Coincido con el señor juez que llevó la voz en el
acuerdo que la medida cautelar planteada no debió tener curso. La procedencia
de fondo de la acción de restitución ya había sido resuelta y estaba firme. No
se invocaron en la nueva acción cautelar planteada circunstancias excepcionales
sucedidas o recién conocidas en el escaso tiempo transcurrido entre la
sentencia y la nueva demanda que justificaran la apertura del análisis de los
hechos ya juzgados.
Sin embargo, habiendo llegado las actuaciones
hasta esta instancia y en pos de la preservación de los derechos en juego,
corresponde el tratamiento de los agravios planteados.

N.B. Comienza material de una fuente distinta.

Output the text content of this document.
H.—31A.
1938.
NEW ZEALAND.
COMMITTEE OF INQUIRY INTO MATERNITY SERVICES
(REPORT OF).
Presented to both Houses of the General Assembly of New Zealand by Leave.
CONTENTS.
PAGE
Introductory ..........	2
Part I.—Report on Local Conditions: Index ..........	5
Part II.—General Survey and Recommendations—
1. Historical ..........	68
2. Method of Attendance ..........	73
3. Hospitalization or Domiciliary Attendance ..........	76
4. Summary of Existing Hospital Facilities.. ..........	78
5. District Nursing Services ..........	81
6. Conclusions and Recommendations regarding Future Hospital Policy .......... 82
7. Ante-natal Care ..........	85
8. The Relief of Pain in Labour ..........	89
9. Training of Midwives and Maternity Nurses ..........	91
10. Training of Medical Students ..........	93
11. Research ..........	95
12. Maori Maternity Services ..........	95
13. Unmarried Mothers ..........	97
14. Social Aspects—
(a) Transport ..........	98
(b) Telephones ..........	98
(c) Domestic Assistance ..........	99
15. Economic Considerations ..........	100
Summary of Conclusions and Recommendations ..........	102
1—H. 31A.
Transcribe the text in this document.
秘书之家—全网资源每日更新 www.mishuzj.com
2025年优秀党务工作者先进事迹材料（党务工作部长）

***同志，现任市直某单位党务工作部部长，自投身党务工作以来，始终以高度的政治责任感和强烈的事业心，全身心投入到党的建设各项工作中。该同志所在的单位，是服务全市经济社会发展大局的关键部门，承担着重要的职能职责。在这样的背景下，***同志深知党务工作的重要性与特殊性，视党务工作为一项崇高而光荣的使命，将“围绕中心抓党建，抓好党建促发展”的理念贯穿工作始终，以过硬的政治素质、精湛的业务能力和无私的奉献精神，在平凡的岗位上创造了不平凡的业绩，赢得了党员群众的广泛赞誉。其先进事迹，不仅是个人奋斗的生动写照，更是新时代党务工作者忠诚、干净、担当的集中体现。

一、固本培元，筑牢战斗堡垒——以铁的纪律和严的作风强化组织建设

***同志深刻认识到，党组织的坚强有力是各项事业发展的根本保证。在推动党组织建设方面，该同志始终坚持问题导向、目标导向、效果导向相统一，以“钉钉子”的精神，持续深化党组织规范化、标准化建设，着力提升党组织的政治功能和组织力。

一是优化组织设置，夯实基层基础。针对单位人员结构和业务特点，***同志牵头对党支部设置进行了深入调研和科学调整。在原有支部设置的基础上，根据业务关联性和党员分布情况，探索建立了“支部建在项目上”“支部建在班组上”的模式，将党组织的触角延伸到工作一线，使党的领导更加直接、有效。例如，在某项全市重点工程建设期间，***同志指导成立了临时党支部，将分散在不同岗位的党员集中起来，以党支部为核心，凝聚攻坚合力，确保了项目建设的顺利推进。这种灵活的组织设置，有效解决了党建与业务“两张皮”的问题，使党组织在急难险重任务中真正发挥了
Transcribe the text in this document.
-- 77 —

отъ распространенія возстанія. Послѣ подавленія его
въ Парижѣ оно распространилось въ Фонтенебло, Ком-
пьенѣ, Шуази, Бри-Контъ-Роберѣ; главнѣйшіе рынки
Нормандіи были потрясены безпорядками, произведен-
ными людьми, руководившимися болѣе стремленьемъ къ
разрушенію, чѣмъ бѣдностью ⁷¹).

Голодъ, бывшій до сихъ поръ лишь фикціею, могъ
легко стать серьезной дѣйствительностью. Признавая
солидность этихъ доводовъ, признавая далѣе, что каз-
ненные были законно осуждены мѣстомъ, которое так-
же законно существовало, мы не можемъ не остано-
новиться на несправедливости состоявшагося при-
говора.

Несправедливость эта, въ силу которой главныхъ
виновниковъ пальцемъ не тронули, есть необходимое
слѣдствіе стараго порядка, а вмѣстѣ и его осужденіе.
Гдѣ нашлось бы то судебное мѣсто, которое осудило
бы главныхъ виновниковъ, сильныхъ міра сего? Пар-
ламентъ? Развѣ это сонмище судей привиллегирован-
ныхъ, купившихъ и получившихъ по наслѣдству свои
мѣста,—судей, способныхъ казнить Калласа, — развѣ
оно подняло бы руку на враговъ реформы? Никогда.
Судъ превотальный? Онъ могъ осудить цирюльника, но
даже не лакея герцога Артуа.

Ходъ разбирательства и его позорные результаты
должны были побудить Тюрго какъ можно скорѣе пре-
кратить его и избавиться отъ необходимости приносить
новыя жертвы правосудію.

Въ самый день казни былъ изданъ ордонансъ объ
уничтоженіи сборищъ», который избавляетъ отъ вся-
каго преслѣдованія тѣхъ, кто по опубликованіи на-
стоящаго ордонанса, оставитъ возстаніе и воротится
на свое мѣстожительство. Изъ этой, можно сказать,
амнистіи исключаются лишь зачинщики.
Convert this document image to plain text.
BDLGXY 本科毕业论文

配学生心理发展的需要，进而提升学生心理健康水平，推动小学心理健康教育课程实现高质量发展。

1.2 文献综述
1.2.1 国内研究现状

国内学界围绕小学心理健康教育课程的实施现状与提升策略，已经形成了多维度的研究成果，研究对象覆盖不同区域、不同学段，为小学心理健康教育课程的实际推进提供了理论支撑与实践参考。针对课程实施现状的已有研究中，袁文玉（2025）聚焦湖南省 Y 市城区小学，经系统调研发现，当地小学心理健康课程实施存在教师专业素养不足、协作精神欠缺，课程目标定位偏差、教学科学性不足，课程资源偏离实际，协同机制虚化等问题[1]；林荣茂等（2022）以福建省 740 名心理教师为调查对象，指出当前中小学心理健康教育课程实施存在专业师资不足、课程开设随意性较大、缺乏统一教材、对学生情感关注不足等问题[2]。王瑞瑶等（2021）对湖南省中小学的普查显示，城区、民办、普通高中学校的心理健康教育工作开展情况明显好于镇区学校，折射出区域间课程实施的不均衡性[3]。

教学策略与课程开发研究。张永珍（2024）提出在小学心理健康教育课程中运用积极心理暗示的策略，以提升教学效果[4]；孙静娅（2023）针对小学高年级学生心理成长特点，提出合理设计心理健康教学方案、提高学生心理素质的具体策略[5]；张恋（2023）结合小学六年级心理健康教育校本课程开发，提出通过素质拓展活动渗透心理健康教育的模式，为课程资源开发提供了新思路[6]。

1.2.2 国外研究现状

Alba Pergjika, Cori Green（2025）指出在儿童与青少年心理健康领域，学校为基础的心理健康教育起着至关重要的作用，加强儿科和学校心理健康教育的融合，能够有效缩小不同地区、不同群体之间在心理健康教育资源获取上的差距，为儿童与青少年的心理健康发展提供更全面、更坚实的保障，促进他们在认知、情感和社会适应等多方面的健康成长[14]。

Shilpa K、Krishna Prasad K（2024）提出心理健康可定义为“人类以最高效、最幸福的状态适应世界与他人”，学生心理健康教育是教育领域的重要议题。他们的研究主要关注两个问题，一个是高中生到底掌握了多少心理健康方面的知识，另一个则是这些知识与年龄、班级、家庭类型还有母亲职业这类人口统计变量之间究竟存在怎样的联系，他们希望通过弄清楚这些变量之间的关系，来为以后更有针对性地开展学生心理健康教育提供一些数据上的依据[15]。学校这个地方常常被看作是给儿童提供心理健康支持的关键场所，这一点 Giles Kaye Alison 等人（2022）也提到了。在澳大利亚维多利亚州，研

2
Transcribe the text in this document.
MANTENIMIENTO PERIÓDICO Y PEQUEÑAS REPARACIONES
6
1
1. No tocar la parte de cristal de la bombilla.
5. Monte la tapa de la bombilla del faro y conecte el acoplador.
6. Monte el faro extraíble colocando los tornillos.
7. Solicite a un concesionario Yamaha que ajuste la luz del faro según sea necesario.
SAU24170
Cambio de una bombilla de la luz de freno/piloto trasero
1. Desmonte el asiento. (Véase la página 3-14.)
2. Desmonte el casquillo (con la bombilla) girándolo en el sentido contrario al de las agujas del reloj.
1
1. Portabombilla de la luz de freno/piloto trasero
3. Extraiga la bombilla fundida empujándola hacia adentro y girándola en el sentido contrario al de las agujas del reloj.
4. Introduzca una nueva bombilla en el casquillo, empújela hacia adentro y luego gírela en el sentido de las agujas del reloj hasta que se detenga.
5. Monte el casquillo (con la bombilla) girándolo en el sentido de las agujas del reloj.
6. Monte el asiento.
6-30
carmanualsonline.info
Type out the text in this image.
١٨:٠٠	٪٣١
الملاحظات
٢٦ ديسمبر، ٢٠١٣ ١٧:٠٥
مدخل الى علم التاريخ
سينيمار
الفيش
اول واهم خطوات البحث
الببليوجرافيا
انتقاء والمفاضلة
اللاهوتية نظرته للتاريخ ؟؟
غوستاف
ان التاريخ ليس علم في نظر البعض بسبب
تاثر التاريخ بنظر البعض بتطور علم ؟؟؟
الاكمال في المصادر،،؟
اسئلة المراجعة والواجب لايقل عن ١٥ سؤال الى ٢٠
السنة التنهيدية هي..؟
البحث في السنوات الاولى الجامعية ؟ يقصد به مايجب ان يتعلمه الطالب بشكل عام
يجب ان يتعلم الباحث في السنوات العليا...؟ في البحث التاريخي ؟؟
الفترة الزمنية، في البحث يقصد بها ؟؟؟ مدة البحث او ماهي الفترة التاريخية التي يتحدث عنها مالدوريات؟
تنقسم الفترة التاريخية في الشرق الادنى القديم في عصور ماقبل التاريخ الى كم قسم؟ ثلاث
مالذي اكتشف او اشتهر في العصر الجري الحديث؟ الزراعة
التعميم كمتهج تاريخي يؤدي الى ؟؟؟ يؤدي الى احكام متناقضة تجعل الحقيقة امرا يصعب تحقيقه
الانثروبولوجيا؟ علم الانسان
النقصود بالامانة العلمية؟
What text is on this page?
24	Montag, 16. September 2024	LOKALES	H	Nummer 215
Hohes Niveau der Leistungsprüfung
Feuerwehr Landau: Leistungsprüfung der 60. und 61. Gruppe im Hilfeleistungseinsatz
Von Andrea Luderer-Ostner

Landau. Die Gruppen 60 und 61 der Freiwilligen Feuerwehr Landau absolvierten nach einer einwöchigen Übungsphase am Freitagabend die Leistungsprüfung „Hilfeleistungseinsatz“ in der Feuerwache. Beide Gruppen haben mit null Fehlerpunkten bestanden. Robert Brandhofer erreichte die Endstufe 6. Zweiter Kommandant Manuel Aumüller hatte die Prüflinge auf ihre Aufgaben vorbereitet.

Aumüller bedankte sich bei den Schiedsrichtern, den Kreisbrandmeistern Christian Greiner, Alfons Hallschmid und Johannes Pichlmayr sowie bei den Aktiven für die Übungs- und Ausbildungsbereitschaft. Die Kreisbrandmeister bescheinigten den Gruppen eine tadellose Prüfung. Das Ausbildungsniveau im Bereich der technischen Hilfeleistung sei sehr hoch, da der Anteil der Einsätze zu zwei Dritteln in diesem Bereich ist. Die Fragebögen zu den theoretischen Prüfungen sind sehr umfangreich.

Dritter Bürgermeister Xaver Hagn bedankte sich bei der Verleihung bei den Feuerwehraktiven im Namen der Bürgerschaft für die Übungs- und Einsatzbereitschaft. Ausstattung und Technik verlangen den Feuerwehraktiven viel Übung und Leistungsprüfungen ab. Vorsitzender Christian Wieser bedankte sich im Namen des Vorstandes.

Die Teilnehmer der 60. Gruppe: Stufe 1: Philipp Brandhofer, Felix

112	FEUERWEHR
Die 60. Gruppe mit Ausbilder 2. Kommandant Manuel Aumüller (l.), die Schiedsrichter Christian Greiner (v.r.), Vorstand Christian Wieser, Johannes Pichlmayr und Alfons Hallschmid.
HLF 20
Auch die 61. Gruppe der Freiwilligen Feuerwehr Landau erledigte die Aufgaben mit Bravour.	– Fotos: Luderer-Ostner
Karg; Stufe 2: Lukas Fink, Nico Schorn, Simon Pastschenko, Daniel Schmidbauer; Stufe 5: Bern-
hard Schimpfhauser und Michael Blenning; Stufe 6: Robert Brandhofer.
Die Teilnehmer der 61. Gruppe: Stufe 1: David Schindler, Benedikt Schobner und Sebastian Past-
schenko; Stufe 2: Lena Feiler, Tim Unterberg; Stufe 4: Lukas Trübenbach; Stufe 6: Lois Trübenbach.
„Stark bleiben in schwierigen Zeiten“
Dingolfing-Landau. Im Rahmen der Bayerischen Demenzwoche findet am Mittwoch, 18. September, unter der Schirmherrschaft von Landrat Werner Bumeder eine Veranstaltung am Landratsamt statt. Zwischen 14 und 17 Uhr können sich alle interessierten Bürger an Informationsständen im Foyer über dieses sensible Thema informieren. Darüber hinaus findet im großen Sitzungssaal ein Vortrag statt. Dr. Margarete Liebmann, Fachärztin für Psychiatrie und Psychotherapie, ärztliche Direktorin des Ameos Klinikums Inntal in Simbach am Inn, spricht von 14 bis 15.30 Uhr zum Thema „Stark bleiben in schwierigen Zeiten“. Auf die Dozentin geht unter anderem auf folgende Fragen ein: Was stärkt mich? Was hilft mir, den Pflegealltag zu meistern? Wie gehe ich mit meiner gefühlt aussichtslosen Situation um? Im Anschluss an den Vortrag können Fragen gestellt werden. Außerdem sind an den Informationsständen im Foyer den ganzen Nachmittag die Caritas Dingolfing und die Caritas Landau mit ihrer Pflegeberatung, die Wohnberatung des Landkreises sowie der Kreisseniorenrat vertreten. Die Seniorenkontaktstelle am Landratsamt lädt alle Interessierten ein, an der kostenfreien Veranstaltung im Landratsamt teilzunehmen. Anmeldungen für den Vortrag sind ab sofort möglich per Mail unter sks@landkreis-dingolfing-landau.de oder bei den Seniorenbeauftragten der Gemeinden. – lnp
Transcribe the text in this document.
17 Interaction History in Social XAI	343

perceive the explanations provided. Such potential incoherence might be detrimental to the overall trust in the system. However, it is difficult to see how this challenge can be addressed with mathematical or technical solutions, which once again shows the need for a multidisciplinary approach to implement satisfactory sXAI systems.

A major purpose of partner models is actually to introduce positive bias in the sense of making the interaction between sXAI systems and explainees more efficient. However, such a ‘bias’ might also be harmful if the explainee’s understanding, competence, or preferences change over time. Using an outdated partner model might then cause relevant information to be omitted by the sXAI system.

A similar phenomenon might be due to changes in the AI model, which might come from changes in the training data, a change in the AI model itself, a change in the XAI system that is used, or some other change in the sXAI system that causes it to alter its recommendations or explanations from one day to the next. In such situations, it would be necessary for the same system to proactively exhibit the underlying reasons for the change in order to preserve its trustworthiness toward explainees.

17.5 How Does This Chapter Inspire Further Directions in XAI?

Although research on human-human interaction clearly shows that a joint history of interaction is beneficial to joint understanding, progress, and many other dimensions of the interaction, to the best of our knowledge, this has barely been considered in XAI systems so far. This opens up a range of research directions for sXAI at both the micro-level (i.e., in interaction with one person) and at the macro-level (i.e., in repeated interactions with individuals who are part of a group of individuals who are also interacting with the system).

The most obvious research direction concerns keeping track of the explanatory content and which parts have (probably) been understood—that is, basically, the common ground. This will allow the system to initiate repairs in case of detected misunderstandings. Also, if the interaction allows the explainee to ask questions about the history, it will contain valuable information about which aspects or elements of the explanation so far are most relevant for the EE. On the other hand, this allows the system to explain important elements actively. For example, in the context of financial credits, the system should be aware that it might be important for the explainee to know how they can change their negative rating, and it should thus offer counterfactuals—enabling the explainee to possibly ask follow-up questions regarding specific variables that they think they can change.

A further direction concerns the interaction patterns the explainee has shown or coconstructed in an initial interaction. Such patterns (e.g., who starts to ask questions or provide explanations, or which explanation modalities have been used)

I. Adujo la recurrente que se desconoció en el
fallo la expresa voluntad de los menores y que al valorar el interés superior
del niño se ha apartado de los criterios de esta Suprema Corte.
Trataré conjuntamente ambos puntos por estar
íntimamente vinculados.
El art. 12 de la Convención sobre los derechos del
Niño les reconoce a los menores el derecho a ser oídos, también consagrado por
la CH 1980 (art. 13) y reafirmado por la ley 26.061.
He sostenido, en más de una oportunidad (C.
115.080, sent. del 28-III-2012 [«F.,
L. A. y otro s. exhortos y oficios» publicado en DIPr Argentina el 01/02/13]),
que lo expuesto no significa que haya que admitir incondicionalmente la
voluntad del niño si ello no es beneficioso para su desarrollo y formación (Ac.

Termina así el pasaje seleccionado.